Mendagri Tito Karnavian kemudian memberikan solusi untuk memperbaiki sistem demokrasi di Indonesia. Ia menyebut, solusi ini sudah disampaikan LIPI dari hasil penelitian dan survei mereka sebanyak dua kali.

“Ada beberapa studi di-publish seperti LIPI yang dua kali buat survei penelitian Pilkada. Saya (pernah) sampaikan di kabinet lalu, di awal tahun sampaikan tapi saya di-bully, yaitu menawarkan Pilkada asimetris dengan melihat 3 variabel,” kata Tito.

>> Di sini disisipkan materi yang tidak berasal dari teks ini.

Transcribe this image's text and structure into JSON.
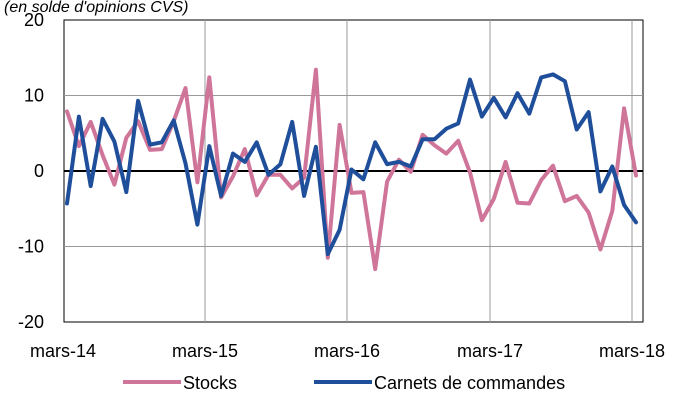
{
  "chart_data": {
    "type": "line",
    "subtitle": "(en solde d'opinions CVS)",
    "ylim": [
      -20,
      20
    ],
    "yticks": [
      20,
      10,
      0,
      -10,
      -20
    ],
    "x_tick_labels": [
      "mars-14",
      "mars-15",
      "mars-16",
      "mars-17",
      "mars-18"
    ],
    "grid": true,
    "legend_position": "bottom",
    "series": [
      {
        "name": "Stocks",
        "color": "#d0759a",
        "values": [
          7.9,
          3.3,
          6.5,
          2.1,
          -1.8,
          4.4,
          6.6,
          2.8,
          2.9,
          6.6,
          11.0,
          -1.5,
          12.4,
          -3.5,
          -0.7,
          2.9,
          -3.2,
          -0.5,
          -0.5,
          -2.3,
          -0.9,
          13.4,
          -11.5,
          6.1,
          -2.9,
          -2.8,
          -13.0,
          -1.4,
          1.5,
          -0.1,
          4.8,
          3.4,
          2.3,
          4.0,
          -0.2,
          -6.5,
          -3.7,
          1.2,
          -4.2,
          -4.3,
          -1.2,
          0.7,
          -4.0,
          -3.3,
          -5.5,
          -10.4,
          -5.3,
          8.3,
          -0.6
        ]
      },
      {
        "name": "Carnets de commandes",
        "color": "#1f4f9a",
        "values": [
          -4.3,
          7.2,
          -2.0,
          6.9,
          3.9,
          -2.8,
          9.3,
          3.5,
          3.8,
          6.7,
          1.0,
          -7.1,
          3.3,
          -3.3,
          2.3,
          1.2,
          3.8,
          -0.5,
          0.9,
          6.5,
          -3.3,
          3.2,
          -11.0,
          -7.8,
          0.2,
          -1.1,
          3.8,
          0.9,
          1.2,
          0.6,
          4.2,
          4.2,
          5.6,
          6.3,
          12.1,
          7.2,
          9.7,
          7.1,
          10.3,
          7.6,
          12.4,
          12.8,
          11.9,
          5.5,
          7.8,
          -2.7,
          0.6,
          -4.5,
          -6.8
        ]
      }
    ]
  }
}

  • Variabel pertama adalah literasi demokrasi. Tito mengatakan ini kualitatif dan dikuantitatifkan dengan indeks pembangunan manusia (IPM) di masing-masing daerah. IPM ini dibagi tiga menjadi level yakni tinggi, sedan dan rendah.

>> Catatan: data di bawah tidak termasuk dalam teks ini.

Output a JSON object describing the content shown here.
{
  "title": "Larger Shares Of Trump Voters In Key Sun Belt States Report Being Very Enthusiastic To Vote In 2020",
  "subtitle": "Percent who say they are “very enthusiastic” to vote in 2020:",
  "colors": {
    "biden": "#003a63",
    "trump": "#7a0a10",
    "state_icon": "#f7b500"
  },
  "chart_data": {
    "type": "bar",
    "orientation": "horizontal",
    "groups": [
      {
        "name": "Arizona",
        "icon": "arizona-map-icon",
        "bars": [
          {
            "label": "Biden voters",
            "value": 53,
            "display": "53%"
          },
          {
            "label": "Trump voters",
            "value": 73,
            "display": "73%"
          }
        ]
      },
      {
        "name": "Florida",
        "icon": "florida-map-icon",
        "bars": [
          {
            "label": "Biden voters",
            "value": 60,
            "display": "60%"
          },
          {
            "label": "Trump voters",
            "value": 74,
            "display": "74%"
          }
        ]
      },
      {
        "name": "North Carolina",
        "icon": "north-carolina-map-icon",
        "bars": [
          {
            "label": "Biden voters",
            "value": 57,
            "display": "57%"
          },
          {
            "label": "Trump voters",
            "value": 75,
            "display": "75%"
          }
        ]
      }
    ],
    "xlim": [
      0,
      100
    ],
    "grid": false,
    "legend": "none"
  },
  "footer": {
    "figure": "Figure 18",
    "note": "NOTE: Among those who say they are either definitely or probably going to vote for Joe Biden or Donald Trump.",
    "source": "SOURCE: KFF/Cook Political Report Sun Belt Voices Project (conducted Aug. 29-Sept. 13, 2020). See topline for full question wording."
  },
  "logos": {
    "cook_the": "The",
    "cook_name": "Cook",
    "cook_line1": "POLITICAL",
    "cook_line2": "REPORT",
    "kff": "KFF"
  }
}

“IPM tinggi, Pilkada langsung oke,” ucap Tito.

  • Variabel kedua adalah melihat kemampuan fiskal di daerah. Ia mengatakan, pendapatan daerah hanya ada dua yang menjadi tumpuan yakni transfer pusat dan pendapatan asli daerah (PAD).

Ia menyinggung darah kuat seperti Banten yang angka PAD mencapai 73%, Jakarta 70%. Artinya, mereka tidak tergantung dengan transfer dari pemerintah pusat. Namun, daerah seperti Papua dan Indonesia Timur, PAD mereka hanya 5-10%. Dengan begitu, secara finansial mereka tidak sanggup menggelar Pemilu-Pilkada.

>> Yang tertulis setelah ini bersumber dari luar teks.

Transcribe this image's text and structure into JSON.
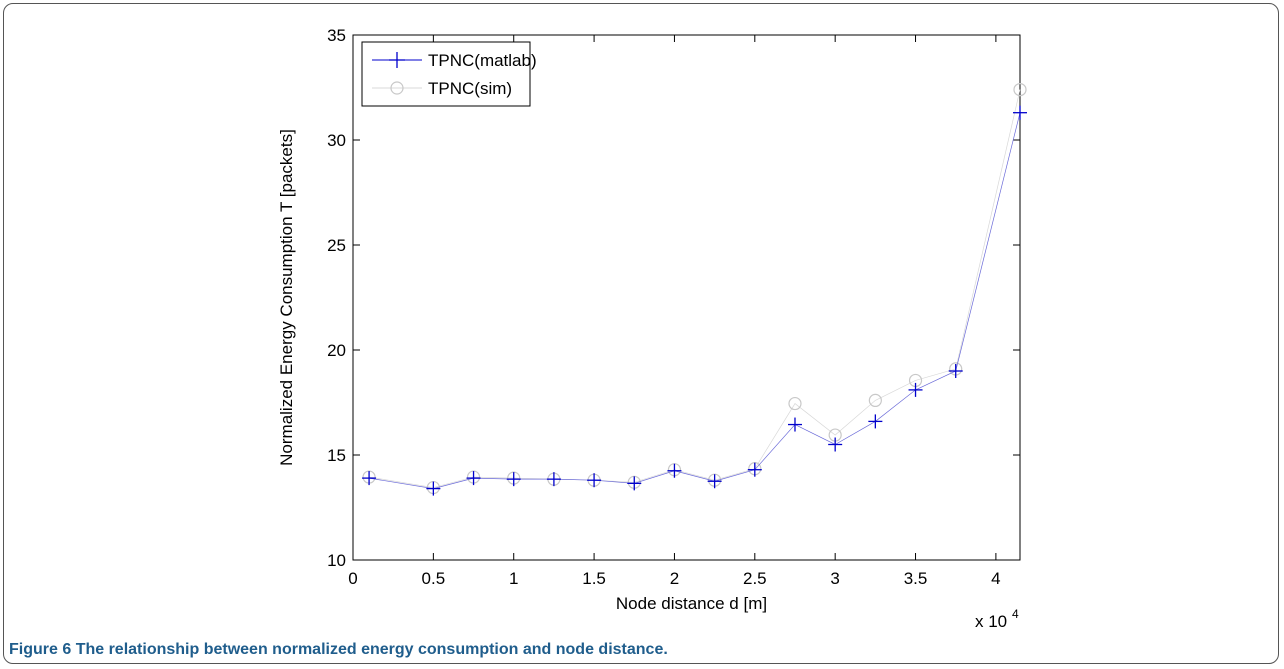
{
  "figure": {
    "number": "Figure 6",
    "caption": "The relationship between normalized energy consumption and node distance."
  },
  "chart_data": {
    "type": "line",
    "xlabel": "Node distance d [m]",
    "ylabel": "Normalized Energy Consumption T [packets]",
    "x_multiplier_label": "x 10",
    "x_multiplier_exponent": "4",
    "xlim": [
      0,
      4.15
    ],
    "ylim": [
      10,
      35
    ],
    "x_ticks": [
      0,
      0.5,
      1,
      1.5,
      2,
      2.5,
      3,
      3.5,
      4
    ],
    "x_tick_labels": [
      "0",
      "0.5",
      "1",
      "1.5",
      "2",
      "2.5",
      "3",
      "3.5",
      "4"
    ],
    "y_ticks": [
      10,
      15,
      20,
      25,
      30,
      35
    ],
    "y_tick_labels": [
      "10",
      "15",
      "20",
      "25",
      "30",
      "35"
    ],
    "grid": false,
    "legend_position": "top-left",
    "x": [
      0.1,
      0.5,
      0.75,
      1.0,
      1.25,
      1.5,
      1.75,
      2.0,
      2.25,
      2.5,
      2.75,
      3.0,
      3.25,
      3.5,
      3.75,
      4.15
    ],
    "series": [
      {
        "name": "TPNC(matlab)",
        "marker": "plus",
        "color": "#0000cc",
        "values": [
          13.9,
          13.4,
          13.9,
          13.85,
          13.85,
          13.8,
          13.65,
          14.25,
          13.75,
          14.3,
          16.45,
          15.5,
          16.6,
          18.1,
          19.0,
          31.3
        ]
      },
      {
        "name": "TPNC(sim)",
        "marker": "circle",
        "color": "#c8c8c8",
        "values": [
          13.95,
          13.45,
          13.95,
          13.9,
          13.85,
          13.8,
          13.7,
          14.3,
          13.8,
          14.35,
          17.45,
          15.95,
          17.6,
          18.55,
          19.1,
          32.4
        ]
      }
    ]
  }
}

“Pendapatan transfer pusat uang habis buat operasional pegawai. Bagaimana ruang fiskal buat Pilkada? Sulit, makanya banyak di-intercept, uangnya habis, belum lagi kalau Pilkada 2 kali ada PSU, cari uangnya potong lagi anggaran pendidikan, kesehatan infrastruktur yang wajib-wajib,” ucap Tito.

“Sehingga jika fiskal kuat, boleh Pilkada, yang sedang 50:50 antara transfer pusat dan PAD lanjut Pilkada langsung, tapi yang lemah entar dulu, apakah mungkin lewat DPR, DPRD atau penugasan,” kata Tito.

  • Variabel ketiga, Pemilu one man one vote rentan memicu konflik. Oleh sebab itu, meski ada daerah yang memiliki fiskal kuat untuk Pemilu, Pilkada, lebih baik ditiadakan karena akan memicu konflik sosial.

“Ketiga LIPI sampaikan potensi konflik sosial ketika one man one vote diterapkan, akan memecah simpul kebersamaan mereka, sehingga mereka jadi konflik kekerasan. Lebih baik jangan dilaksanakan Pilkada langsung, dilakukan asimetris,” kata Tito.

“Untuk IPM kuat dan sedang, fiskal kuat dan sedang dan tidak memecah konflik (bisa Pilkada langsung), tapi kalau misal ada salah satu akan memecah simpul sosial meski uangnya ada seperti di Timika Rp 1,3 T, tapi ikatan kesukuan tinggi, itu melalui DPRD kalau 3 faktor IPM rendah, masyarakat milih pemimpin mau ngapain, pragmatis,” tutup dia.